The topic is regarding criminal responsibility and mental health, the law is "No person is criminally responsible for an act committed or an omission made while suffering from a mental disorder that rendered the person incapable of appreciating the nature and quality of the act or omission or of knowing that it was wrong" You argument that a person with mental illness should not be found criminally responsible is overgeneralized, not all people with mental illness are incapable of appreciating the nature of their crime, for example most people with a drug addiction who commit crimes to feed their addiction, are fully capable of understanding that the crime they commit is wrong and are therefore considered criminally responsible.

Very good point and controversy also comes from the assessment process in a court room where they determine if the individual is capable of acknowledging their crime. This is why I'm having trouble narrowing it down and starting to write.

I cannot imagine that there isn't reams of stuff on this in the medical/criminal literature.

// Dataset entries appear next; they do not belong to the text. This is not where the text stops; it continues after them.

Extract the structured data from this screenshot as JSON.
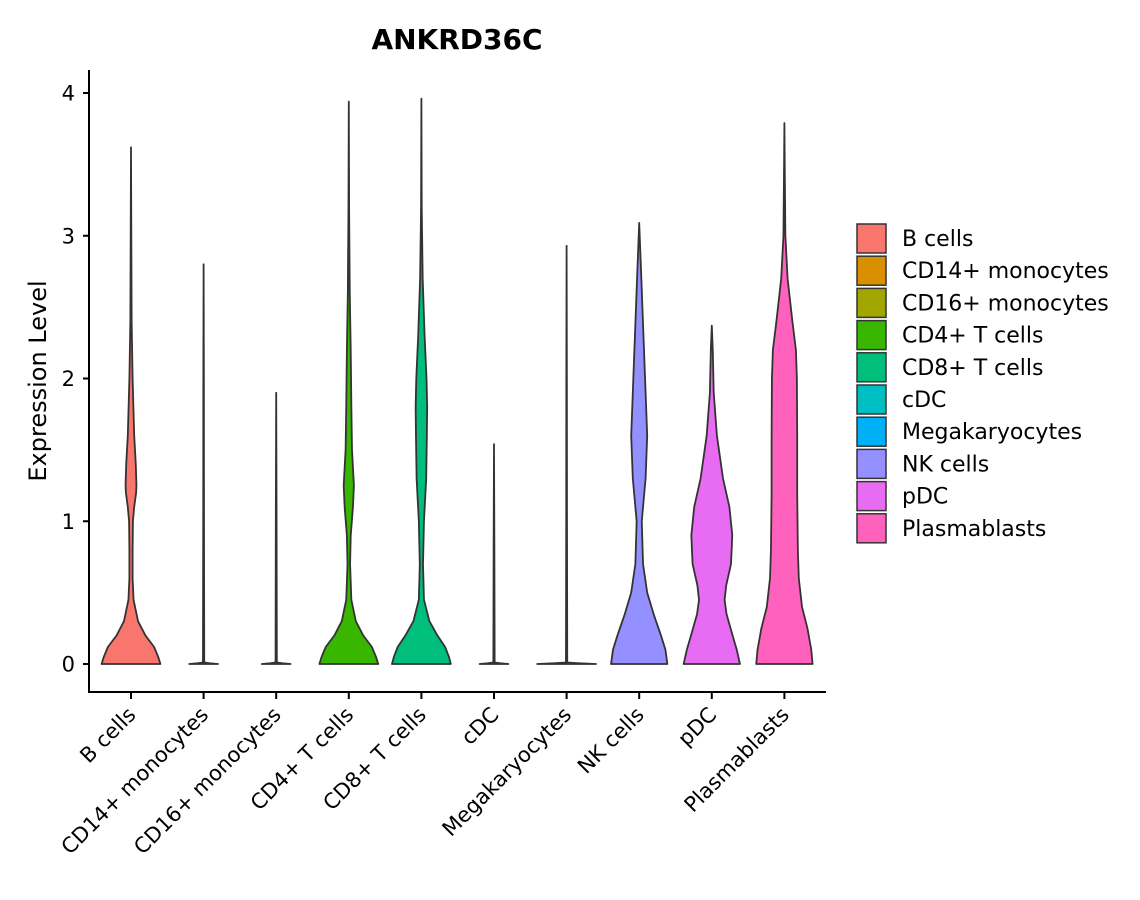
{
  "chart_data": {
    "type": "violin",
    "title": "ANKRD36C",
    "xlabel": "",
    "ylabel": "Expression Level",
    "ylim": [
      -0.15,
      4.15
    ],
    "yticks": [
      0,
      1,
      2,
      3,
      4
    ],
    "categories": [
      "B cells",
      "CD14+ monocytes",
      "CD16+ monocytes",
      "CD4+ T cells",
      "CD8+ T cells",
      "cDC",
      "Megakaryocytes",
      "NK cells",
      "pDC",
      "Plasmablasts"
    ],
    "colors": [
      "#F8766D",
      "#D89000",
      "#A3A500",
      "#39B600",
      "#00BF7D",
      "#00BFC4",
      "#00B0F6",
      "#9590FF",
      "#E76BF3",
      "#FF62BC"
    ],
    "max_values": [
      3.62,
      2.8,
      1.9,
      3.94,
      3.96,
      1.54,
      2.93,
      3.09,
      2.37,
      3.79
    ],
    "density_profiles": [
      [
        [
          0,
          0.92
        ],
        [
          0.05,
          0.85
        ],
        [
          0.12,
          0.72
        ],
        [
          0.2,
          0.45
        ],
        [
          0.3,
          0.22
        ],
        [
          0.45,
          0.08
        ],
        [
          0.6,
          0.05
        ],
        [
          0.8,
          0.05
        ],
        [
          1.0,
          0.06
        ],
        [
          1.1,
          0.1
        ],
        [
          1.2,
          0.16
        ],
        [
          1.25,
          0.17
        ],
        [
          1.4,
          0.15
        ],
        [
          1.6,
          0.1
        ],
        [
          2.0,
          0.05
        ],
        [
          2.4,
          0.02
        ],
        [
          3.0,
          0.01
        ],
        [
          3.62,
          0
        ]
      ],
      [
        [
          0,
          0.45
        ],
        [
          0.005,
          0.2
        ],
        [
          0.01,
          0.02
        ],
        [
          1.0,
          0.012
        ],
        [
          2.0,
          0.008
        ],
        [
          2.8,
          0
        ]
      ],
      [
        [
          0,
          0.45
        ],
        [
          0.005,
          0.2
        ],
        [
          0.01,
          0.02
        ],
        [
          1.0,
          0.012
        ],
        [
          1.9,
          0
        ]
      ],
      [
        [
          0,
          0.92
        ],
        [
          0.05,
          0.85
        ],
        [
          0.12,
          0.72
        ],
        [
          0.2,
          0.45
        ],
        [
          0.3,
          0.22
        ],
        [
          0.45,
          0.08
        ],
        [
          0.7,
          0.04
        ],
        [
          0.9,
          0.06
        ],
        [
          1.1,
          0.13
        ],
        [
          1.25,
          0.16
        ],
        [
          1.5,
          0.1
        ],
        [
          1.8,
          0.08
        ],
        [
          2.2,
          0.06
        ],
        [
          2.6,
          0.03
        ],
        [
          3.2,
          0.01
        ],
        [
          3.94,
          0
        ]
      ],
      [
        [
          0,
          0.92
        ],
        [
          0.05,
          0.86
        ],
        [
          0.12,
          0.74
        ],
        [
          0.2,
          0.5
        ],
        [
          0.3,
          0.25
        ],
        [
          0.45,
          0.08
        ],
        [
          0.7,
          0.05
        ],
        [
          1.0,
          0.08
        ],
        [
          1.3,
          0.15
        ],
        [
          1.6,
          0.17
        ],
        [
          1.8,
          0.18
        ],
        [
          2.0,
          0.16
        ],
        [
          2.3,
          0.1
        ],
        [
          2.7,
          0.04
        ],
        [
          3.2,
          0.01
        ],
        [
          3.96,
          0
        ]
      ],
      [
        [
          0,
          0.45
        ],
        [
          0.005,
          0.2
        ],
        [
          0.01,
          0.02
        ],
        [
          0.8,
          0.012
        ],
        [
          1.54,
          0
        ]
      ],
      [
        [
          0,
          0.92
        ],
        [
          0.005,
          0.4
        ],
        [
          0.01,
          0.02
        ],
        [
          1.0,
          0.012
        ],
        [
          2.0,
          0.008
        ],
        [
          2.93,
          0
        ]
      ],
      [
        [
          0,
          0.88
        ],
        [
          0.1,
          0.82
        ],
        [
          0.2,
          0.68
        ],
        [
          0.35,
          0.45
        ],
        [
          0.5,
          0.25
        ],
        [
          0.7,
          0.12
        ],
        [
          1.0,
          0.08
        ],
        [
          1.3,
          0.2
        ],
        [
          1.6,
          0.25
        ],
        [
          1.9,
          0.2
        ],
        [
          2.2,
          0.15
        ],
        [
          2.5,
          0.1
        ],
        [
          2.8,
          0.05
        ],
        [
          3.09,
          0
        ]
      ],
      [
        [
          0,
          0.88
        ],
        [
          0.1,
          0.78
        ],
        [
          0.2,
          0.65
        ],
        [
          0.35,
          0.46
        ],
        [
          0.45,
          0.4
        ],
        [
          0.55,
          0.45
        ],
        [
          0.7,
          0.6
        ],
        [
          0.9,
          0.64
        ],
        [
          1.1,
          0.55
        ],
        [
          1.3,
          0.35
        ],
        [
          1.6,
          0.16
        ],
        [
          1.9,
          0.06
        ],
        [
          2.2,
          0.03
        ],
        [
          2.37,
          0
        ]
      ],
      [
        [
          0,
          0.88
        ],
        [
          0.1,
          0.84
        ],
        [
          0.25,
          0.72
        ],
        [
          0.4,
          0.55
        ],
        [
          0.6,
          0.45
        ],
        [
          0.8,
          0.42
        ],
        [
          1.2,
          0.4
        ],
        [
          1.6,
          0.4
        ],
        [
          2.0,
          0.39
        ],
        [
          2.2,
          0.36
        ],
        [
          2.4,
          0.25
        ],
        [
          2.7,
          0.1
        ],
        [
          3.0,
          0.03
        ],
        [
          3.5,
          0.01
        ],
        [
          3.79,
          0
        ]
      ]
    ]
  }
}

If simply having any degree of mental illness meant that the perpetrator would be better served in a hospital, there would be no prisons.A huge percentage of people who commit crimes have some degree of mental illness. Even psychopathy/sociopathy, which many people just characterize as inherently evil or just a "bad seed" is officially considered a personality disorder/mental illness.

@tylerr, what is the focus of the paper? is it on how courts prove NCR? is it on the reoffense rates of NCR? is it on the pros of NCR and forensic psychiatry vs mental illness and prison?

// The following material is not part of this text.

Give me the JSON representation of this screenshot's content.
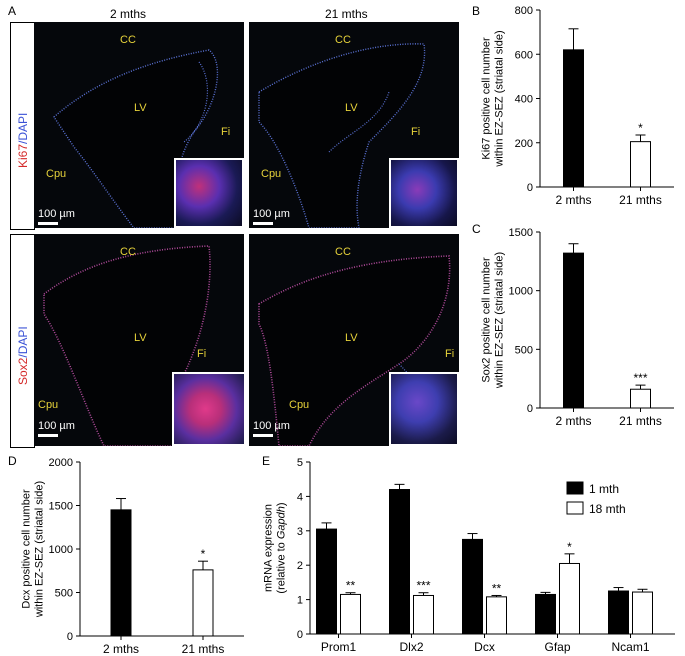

NCR = Defense Lawyer did a better job than the prosecutor.

I would be willing to bet that less than 1% of those found NCR are actually worthy of NCR.

Specializes in geriatrics.
OP is in Canada (where they do have specialized psych nursing degrees).

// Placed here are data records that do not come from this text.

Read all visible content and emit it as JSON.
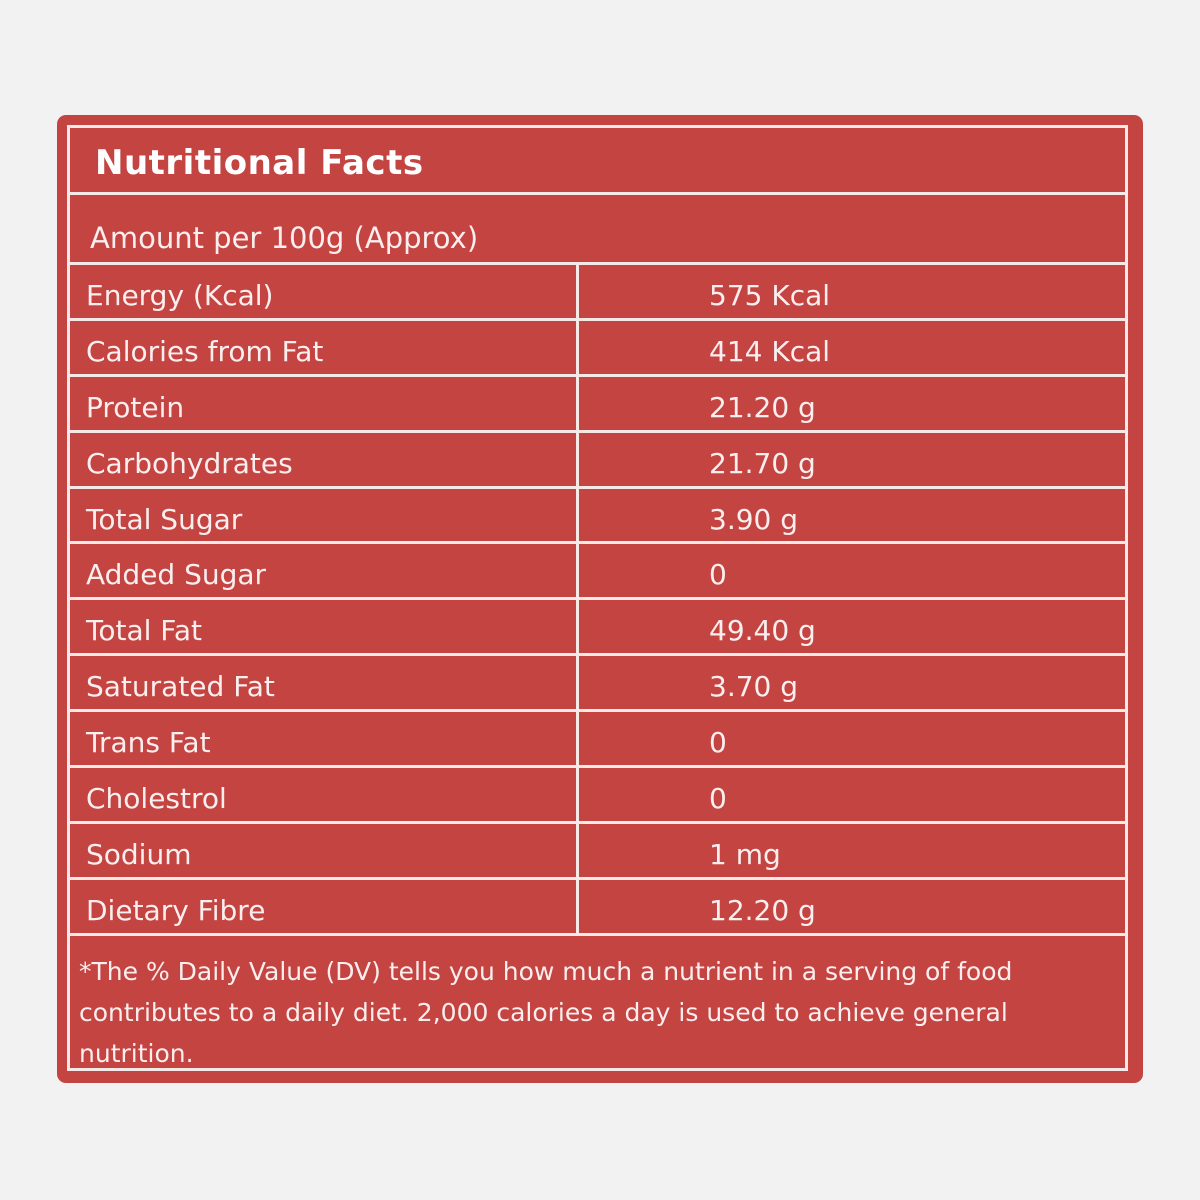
{
  "title": "Nutritional Facts",
  "subtitle": "Amount per 100g (Approx)",
  "colors": {
    "background": "#f2f2f2",
    "card": "#c44442",
    "lines": "#f6e9e8"
  },
  "rows": [
    {
      "name": "Energy (Kcal)",
      "value": "575 Kcal"
    },
    {
      "name": "Calories from Fat",
      "value": "414 Kcal"
    },
    {
      "name": "Protein",
      "value": "21.20 g"
    },
    {
      "name": "Carbohydrates",
      "value": "21.70 g"
    },
    {
      "name": "Total Sugar",
      "value": "3.90 g"
    },
    {
      "name": "Added Sugar",
      "value": "0"
    },
    {
      "name": "Total Fat",
      "value": "49.40 g"
    },
    {
      "name": "Saturated Fat",
      "value": "3.70 g"
    },
    {
      "name": "Trans Fat",
      "value": "0"
    },
    {
      "name": "Cholestrol",
      "value": "0"
    },
    {
      "name": "Sodium",
      "value": "1 mg"
    },
    {
      "name": "Dietary Fibre",
      "value": "12.20 g"
    }
  ],
  "footnote": "*The % Daily Value (DV) tells you how much a nutrient in a serving of food contributes to a daily diet. 2,000 calories a day is used to achieve general nutrition."
}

BC, Manitoba and Alberta have specialized psychiatric nursing programs. Nurses who have completed these programs are Registered Psychiatric Nurses (RPNs). Their licensing body has its own set of practice guidelines, similar to but separate from the RN.

Specializes in None yet..

It might be useful to research the different legal standards for mens rea (guilty mind) in criminal law. (A crime is a guilty act + a guilty mind.) Then you could compare the results with different psych conditions based on how the defining characteristics compare to the legal standard. That's a tough assignment for a first year student.

Specializes in Adult and Pediatric Vascular Access, Paramedic.

LOL, I must have been really tired when I wrote that. I meant write not right, and it will not let me edit it!

Annie

Thank you all for the feedback. This definitely isn't my first essay as a uni student. What my opinion is and what I'm aruguing is that if an individual is diagnosed with a mental health disorder they should be found NOT criminally responsible. I have read through some academic articles and what I'm finding in common to support my argument is how prisons/jails worsen symptoms of mental illness and individuals would receive better/proper treatment in a hospital rather than behind bars. Should I save my last paragraph to explain the other side of the argument?

In doing a comparison essay you give both sides of the argument in the body of the essay, the last paragragh is the conclusion, the conclusion supports the thesis.

Specializes in Prior military RN/current ICU RN..

Read peer reviewed articles and actual research. Not off the cuff random answers from people who may or may not be nurses What crime? Shoplifting? Murder? You go to court and you argue for not guilty by reason of insanity. You don't just tell the cop after you murder someone you can't be held responsible because you have a diagnosis of major depressive disorder and walk off into the sunset.